(dissenting).
I respectfully dissent. To me the appeal turns on a pure question of law under the Chevron lease. I conclude that it gave Chevron the right to continue the lease in force by the operations it conducted and that Chevron was entitled to judgment.
The rights of the parties are decided by paragraph 5 of the lease. It is undisputed that within three months before expiration of its primary term the Ozark No. 1 Barlow well was completed as a dry hole; that within three months after this, the Chevron No. 1 Barlow well was commenced, being completed as a dry hole; and that, within three months again, the Chevron No. 2 Barlow well was commenced, being completed as a producing well. These steps complied with the conditions of paragraph 5, in my opinion. That paragraph reads as follows:
“If at any time or times after the primary term or within three (3) months before expiration of the primary term, all operations and all production hereunder shall cease for any cause, this lease shall not terminate if lessee shall commence or resume drilling or reworking operations or the production of oil or gas within three (3) months after such cessation.”
The majority opinion concludes that for paragraph 5 to come into play, both operations and production had to exist previously which was not the case. The inference is drawn from the reference to cessation of “all operations and all production.” The majority opinion further reasons that in any event the provision is ambiguous and to be construed in the light of extrinsic evidence and against Chevron. I agree that there is an uncertainty of meaning in the single phrase “all operations and all production,” but cannot concur in the conelu*694sion of the majority opinion or that the lease as a whole is ambiguous.
The majority interpretation is grounded primarily on an inference from this one isolated phrase and conflicts with plain words immediately following. There, among other things, the right is given the lessee to prevent termination of the lease if the lessee shall commence production within the three months period. An inference that production had to exist previously makes such a right meaningless. Moreover, the term “commence” appears in the phrase “commence or resume.” Thus, it appears clear that the term was used deliberately and with recognition of the distinction between circumstances that had previously existed, and those that had not. Such an inference that production had to exist previously for paragraph 5 to operate will not square with the remainder of the instrument, and violates the cardinal rule that the written instrument be so construed, if possible, as to harmonize and give effect to all its provisions. Studebaker Bros. Co. v. Mau, 13 Wyo. 358, 80 P. 151, 153 (1905); Frankfort Oil Company v. Snakard, 279 F.2d 436 (10th Cir. 1960), cert. denied, 364 U.S. 920, 81 S.Ct. 283, 5 L.Ed.2d 259 (1960).
The phrase “all operations and all production” appears to me to be an imperfect shorthand way of describing all the circumstances that would otherwise extend the lease under paragraph 2. In the single phrase there is uncertainty, but to me its ambiguity is resolved by fairly clear terms in the remainder of the lease, so that the instrument is not ambiguous as a whole and resort need not be made to extrinsic evidence.
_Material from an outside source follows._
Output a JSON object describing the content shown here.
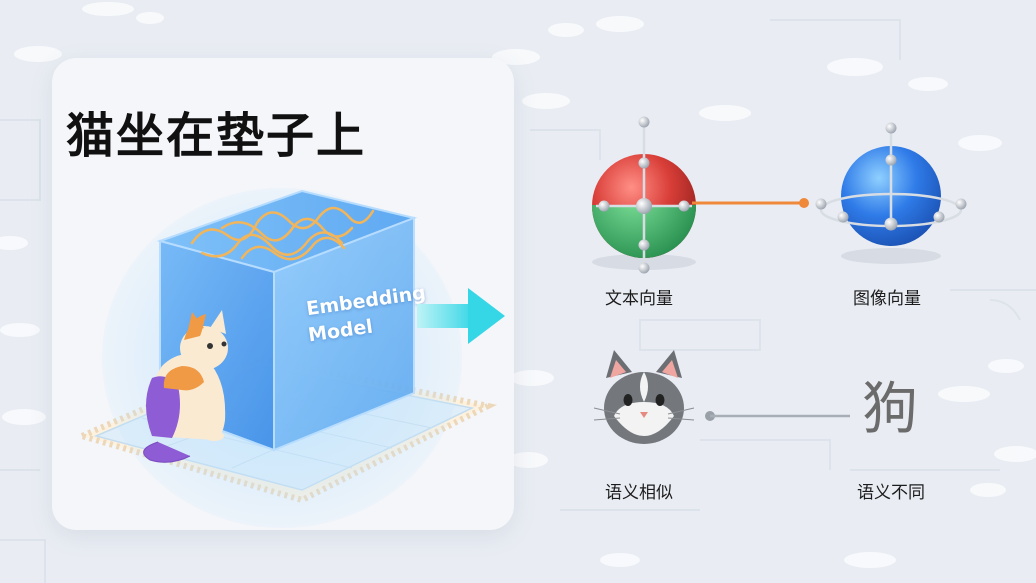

Dipo v. Ringsby Truck Lines, 282 F.2d 126 (10th Cir. 1960). Likewise the conclusion that the term “operations” in paragraph 5 means only operations in connection with actual production seems to me to clash with the recognition in several provisions in the lease of the distinction between activities related to production and other operations. Cf. Statex Petroleum v. Petroleum, Inc., 308 F.2d 815, 819, 96 A.L.R.2d 315 (10th Cir. 1962).
Concluding that Chevron complied with the terms of paragraph 5 by an interpretation that is fairly clear, I would hold that Chevron preserved its rights under the lease and is entitled to judgment.